Ein möglicher Lösungsansatz lässt mich einen Blick zurück werfen, ins Jahr 2002:
Kurzpassspiel, One-Touch. Wer kannte diese Begriffe, als unser Kader bestückt war mit Ballzauberern der Kragenweite Ramelow, Jeremies und Jancker? Nichts gegen die genannten Spieler, aber es war schon lustig, als im Finale der WM 2002 plötzlich dieses Team, durchnetzt von Fußballkämpfern, gegen die Brasilianer antreten sollte, immerhin die Mannschaft, der das große Zaubern am Ball nachgesagt wird.
Dennoch hatte es die Deutsche Nationalmannschaft wieder einmal geschafft – sie stand im Endspiel. Hatte sich irgendwie durchgerammt, gegen Fußballgrößen wie das immerhin mit Heimrecht versehene Südkorea, gegen Paraguay oder die USA.

Trotz größtenteils eher mäßiger Spielweise hatte sich seinerzeit eine große Euphorie rund ums DFB-Team entfacht, zwar nicht vergleichbar mit der Stimmung während des hochgejazzten Sommermärchens 2006, die aber auf das Zusammenwirken ganz einfacher Mosaiksteinchen zurückzuführen war:

1) die enorme Sympathie, die dem immer authentischen, bodenständigen und volksnahen Teamchef Rudi Völler entgegengebracht wurde, gerade nach dem eher nüchternen Ribbeck

2) das Lechzen nach Erfolgen, gerade nach dem mauen Abschneiden bei der WM 1998 und der völlig vergeigten EM 2000

3) und – wie so oft – das Drücken der richtigen Knöpfe an der Propagandamaschine des Boulevards. Gerade dieser Aspekt hatte teilweise skurrile Züge. Ich erinnere mich gerne daran, wie ich am 01. Juni 2002, dem Tag des ersten Spiels mit deutscher Beteiligung (gegen die Übermacht Saudi-Arabien) an dem Kiosk meines Vertrauens die Überschrift der preisverdächtigen Bildzeitung erblickte: "Rudi! Haudi! Saudi!" (Kucharski lässt grüßen?) Herrlich war das! Wirklich großartig und es führte dazu, dass ich – obwohl zu diesem Zeitpunkt noch völlig nüchtern und eigentlich kein Freund dieses Blattes- eine Ausgabe kaufen und die mühselig ausgeschnittene Zeile an die Wand meiner Berliner Studentenwohnung pflastern musste.
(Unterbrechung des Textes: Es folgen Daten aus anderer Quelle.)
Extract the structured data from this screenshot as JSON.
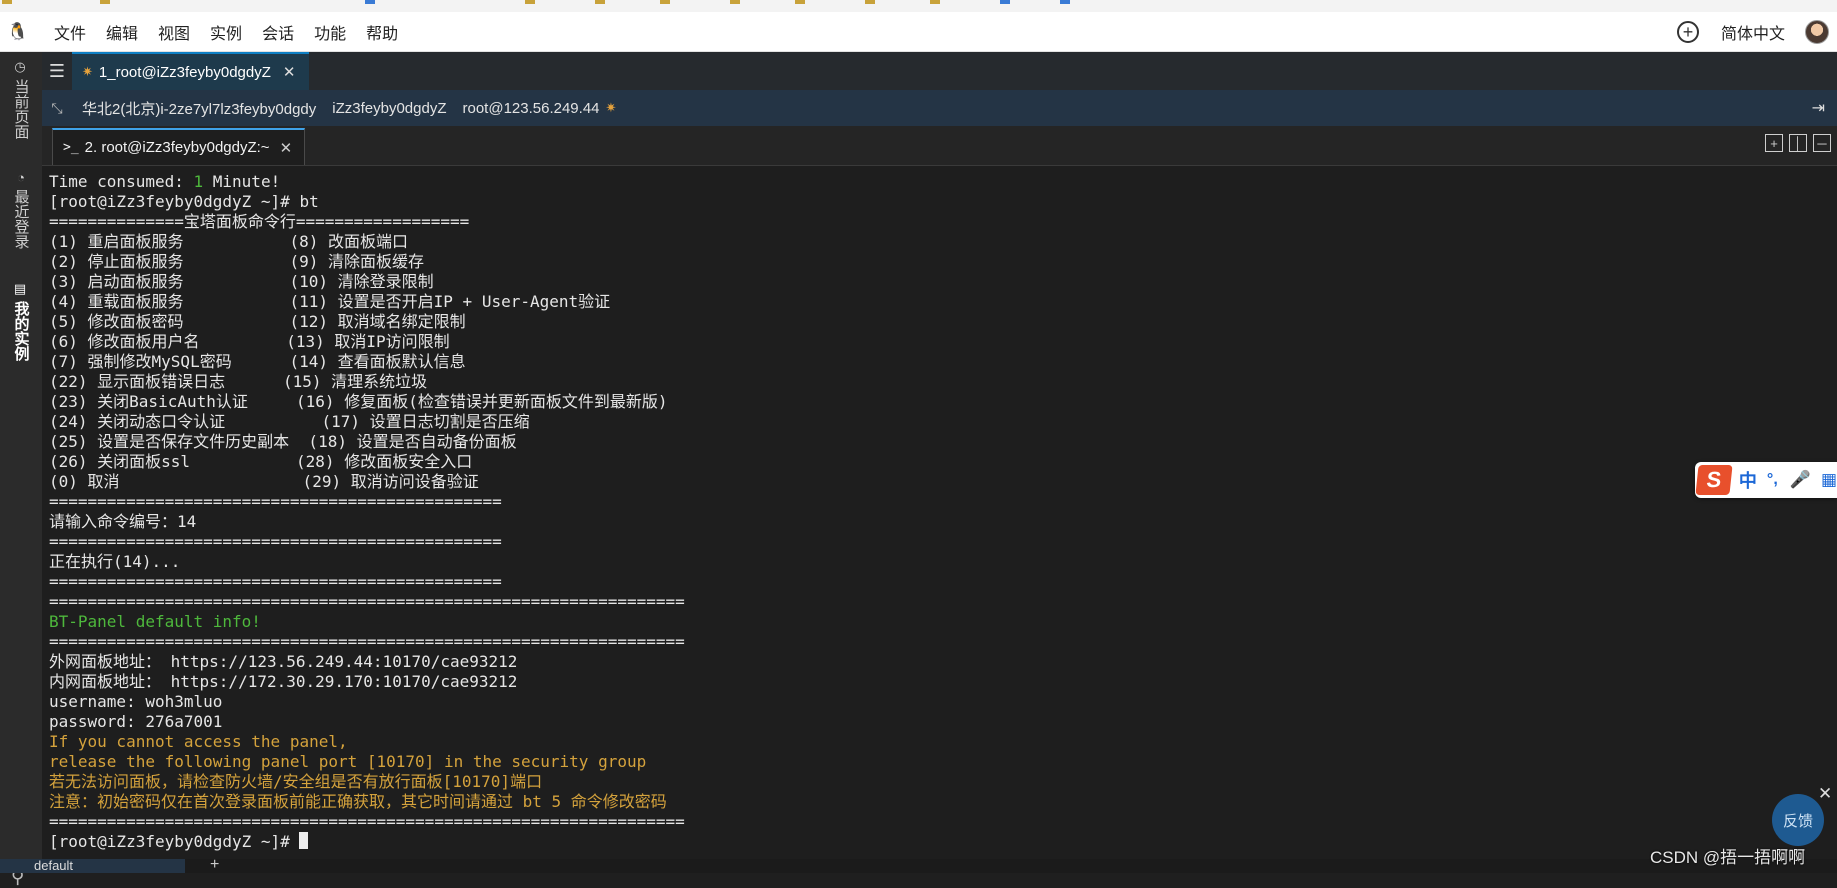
{
  "menubar": {
    "items": [
      "文件",
      "编辑",
      "视图",
      "实例",
      "会话",
      "功能",
      "帮助"
    ],
    "language": "简体中文"
  },
  "vertical_tabs": [
    "当前页面",
    "最近登录",
    "我的实例"
  ],
  "session_tab": {
    "label": "1_root@iZz3feyby0dgdyZ"
  },
  "info_bar": {
    "region_instance": "华北2(北京)i-2ze7yl7lz3feyby0dgdy",
    "hostname": "iZz3feyby0dgdyZ",
    "login": "root@123.56.249.44"
  },
  "terminal_tab": {
    "label": "2. root@iZz3feyby0dgdyZ:~"
  },
  "terminal_lines": [
    {
      "text": "Time consumed: ",
      "accent": "1",
      "rest": " Minute!",
      "color": "default"
    },
    {
      "text": "[root@iZz3feyby0dgdyZ ~]# bt",
      "color": "default"
    },
    {
      "text": "==============宝塔面板命令行==================",
      "color": "default"
    },
    {
      "text": "(1) 重启面板服务           (8) 改面板端口",
      "color": "default"
    },
    {
      "text": "(2) 停止面板服务           (9) 清除面板缓存",
      "color": "default"
    },
    {
      "text": "(3) 启动面板服务           (10) 清除登录限制",
      "color": "default"
    },
    {
      "text": "(4) 重载面板服务           (11) 设置是否开启IP + User-Agent验证",
      "color": "default"
    },
    {
      "text": "(5) 修改面板密码           (12) 取消域名绑定限制",
      "color": "default"
    },
    {
      "text": "(6) 修改面板用户名         (13) 取消IP访问限制",
      "color": "default"
    },
    {
      "text": "(7) 强制修改MySQL密码      (14) 查看面板默认信息",
      "color": "default"
    },
    {
      "text": "(22) 显示面板错误日志      (15) 清理系统垃圾",
      "color": "default"
    },
    {
      "text": "(23) 关闭BasicAuth认证     (16) 修复面板(检查错误并更新面板文件到最新版)",
      "color": "default"
    },
    {
      "text": "(24) 关闭动态口令认证          (17) 设置日志切割是否压缩",
      "color": "default"
    },
    {
      "text": "(25) 设置是否保存文件历史副本  (18) 设置是否自动备份面板",
      "color": "default"
    },
    {
      "text": "(26) 关闭面板ssl           (28) 修改面板安全入口",
      "color": "default"
    },
    {
      "text": "(0) 取消                   (29) 取消访问设备验证",
      "color": "default"
    },
    {
      "text": "===============================================",
      "color": "default"
    },
    {
      "text": "请输入命令编号：14",
      "color": "default"
    },
    {
      "text": "===============================================",
      "color": "default"
    },
    {
      "text": "正在执行(14)...",
      "color": "default"
    },
    {
      "text": "===============================================",
      "color": "default"
    },
    {
      "text": "==================================================================",
      "color": "default"
    },
    {
      "text": "BT-Panel default info!",
      "color": "green"
    },
    {
      "text": "==================================================================",
      "color": "default"
    },
    {
      "text": "外网面板地址： https://123.56.249.44:10170/cae93212",
      "color": "default"
    },
    {
      "text": "内网面板地址： https://172.30.29.170:10170/cae93212",
      "color": "default"
    },
    {
      "text": "username: woh3mluo",
      "color": "default"
    },
    {
      "text": "password: 276a7001",
      "color": "default"
    },
    {
      "text": "If you cannot access the panel,",
      "color": "yellow"
    },
    {
      "text": "release the following panel port [10170] in the security group",
      "color": "yellow"
    },
    {
      "text": "若无法访问面板，请检查防火墙/安全组是否有放行面板[10170]端口",
      "color": "yellow"
    },
    {
      "text": "注意：初始密码仅在首次登录面板前能正确获取，其它时间请通过 bt 5 命令修改密码",
      "color": "yellow"
    },
    {
      "text": "==================================================================",
      "color": "default"
    },
    {
      "text": "[root@iZz3feyby0dgdyZ ~]# ",
      "color": "default",
      "cursor": true
    }
  ],
  "status_tab": {
    "label": "default"
  },
  "ime": {
    "logo": "S",
    "mode": "中",
    "punct": "°,"
  },
  "feedback": {
    "label": "反馈"
  },
  "watermark": "CSDN @捂一捂啊啊",
  "colors": {
    "accent_blue": "#0e7fc4",
    "terminal_green": "#4eb83c",
    "terminal_yellow": "#d4a23c",
    "info_bar_bg": "#243445"
  },
  "icons": [
    "tux-icon",
    "add-circle-icon",
    "avatar",
    "list-icon",
    "expand-icon",
    "exit-icon",
    "terminal-prompt-icon",
    "close-icon",
    "split-icons",
    "pin-icon",
    "mic-icon",
    "grid-icon"
  ]
}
In Berlin wohnte ich nämlich seinerzeit und besuchte mit meinen Freunden hin und wieder die Uniseminare. Nun, warum erzähle ich Euch das? Weil die damalige Weltmeisterschaft in Südkorea und Japan ausgetragen wurde, waren die Spiele recht früh angesetzt (zumindest hatte ich es mir stets mit den verschiedenen Zeitzonen erklärt, bis ich einen Blick auf den aktuellen Spielplan warf!).
Jedenfalls standen sich am 05. Juni, einem Mittwoch, Deutschland und Irland gegenüber und zwar um halbzwei. Das war eher beschissen, denn Atze, Marc und ich mussten ausgerechnet an diesem Tag in einem Seminar (14-16 Uhr) etwas vortragen! Wie sollten wir also in den Genuss dieses Spiels kommen, wenn wir zeitgleich in der Uni sein mussten?
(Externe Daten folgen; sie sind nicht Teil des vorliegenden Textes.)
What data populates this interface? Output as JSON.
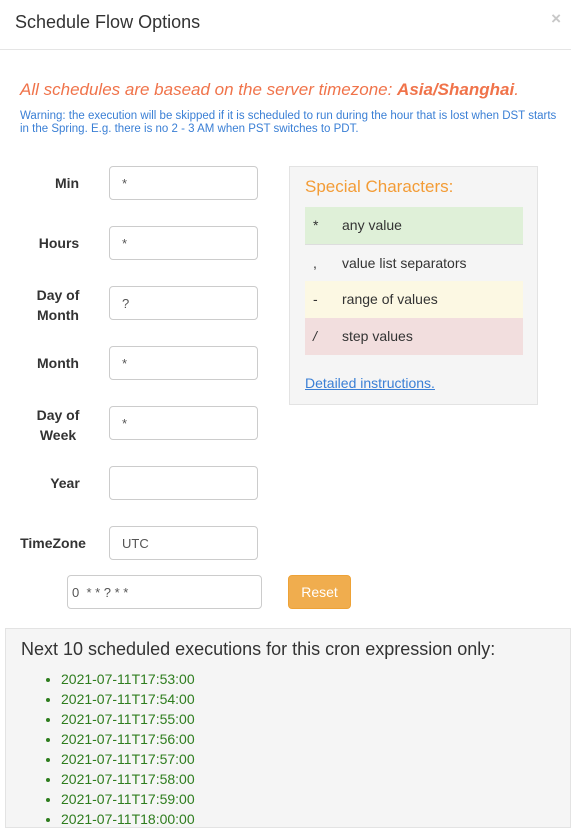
{
  "modal": {
    "title": "Schedule Flow Options",
    "close_glyph": "×"
  },
  "timezone_notice": {
    "prefix": "All schedules are basead on the server timezone: ",
    "zone": "Asia/Shanghai",
    "suffix": "."
  },
  "warning": "Warning: the execution will be skipped if it is scheduled to run during the hour that is lost when DST starts in the Spring. E.g. there is no 2 - 3 AM when PST switches to PDT.",
  "fields": {
    "min": {
      "label": "Min",
      "value": "*"
    },
    "hours": {
      "label": "Hours",
      "value": "*"
    },
    "day_of_month": {
      "label_line1": "Day of",
      "label_line2": "Month",
      "value": "?"
    },
    "month": {
      "label": "Month",
      "value": "*"
    },
    "day_of_week": {
      "label_line1": "Day of",
      "label_line2": "Week",
      "value": "*"
    },
    "year": {
      "label": "Year",
      "value": ""
    },
    "timezone": {
      "label": "TimeZone",
      "value": "UTC"
    }
  },
  "cron_expression": "0  * * ? * *",
  "reset_label": "Reset",
  "special_characters": {
    "title": "Special Characters:",
    "rows": [
      {
        "symbol": "*",
        "description": "any value"
      },
      {
        "symbol": ",",
        "description": "value list separators"
      },
      {
        "symbol": "-",
        "description": "range of values"
      },
      {
        "symbol": "/",
        "description": "step values"
      }
    ],
    "link": "Detailed instructions."
  },
  "next_executions": {
    "title": "Next 10 scheduled executions for this cron expression only:",
    "items": [
      "2021-07-11T17:53:00",
      "2021-07-11T17:54:00",
      "2021-07-11T17:55:00",
      "2021-07-11T17:56:00",
      "2021-07-11T17:57:00",
      "2021-07-11T17:58:00",
      "2021-07-11T17:59:00",
      "2021-07-11T18:00:00"
    ]
  },
  "colors": {
    "accent_orange": "#f0734a",
    "warning_blue": "#3a7fd5",
    "reset_button": "#f0ad4e",
    "list_green": "#2e7d1e"
  }
}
Fieberhaft und nächtelang tüftelten wir eine Strategie aus, wie wir doch das Spiel sehen konnten. Neumodische Handys mit Internetempfang bzw. dem entsprechenden Display waren damals noch nicht am Start, so dass sich die Option, im Seminar heimlich unter dem Tisch auf unsere Telefone zu starren, ausschloss.
Krankmelden ging aus o.g. Gründen auch nicht, also: Was tun?
In Krisensituationen ist das menschliche Hirn oft ja zu Höchstleistungen fähig und so war es auch damals: Wir entschieden, das Spiel auf VHS (für unsere jüngeren Leser: In gewisser Weise der Vorvorgänger von Blue-Ray) aufzuzeichnen und nach dem Seminar nach Hause zu eilen und es uns in voller Länge zu geben.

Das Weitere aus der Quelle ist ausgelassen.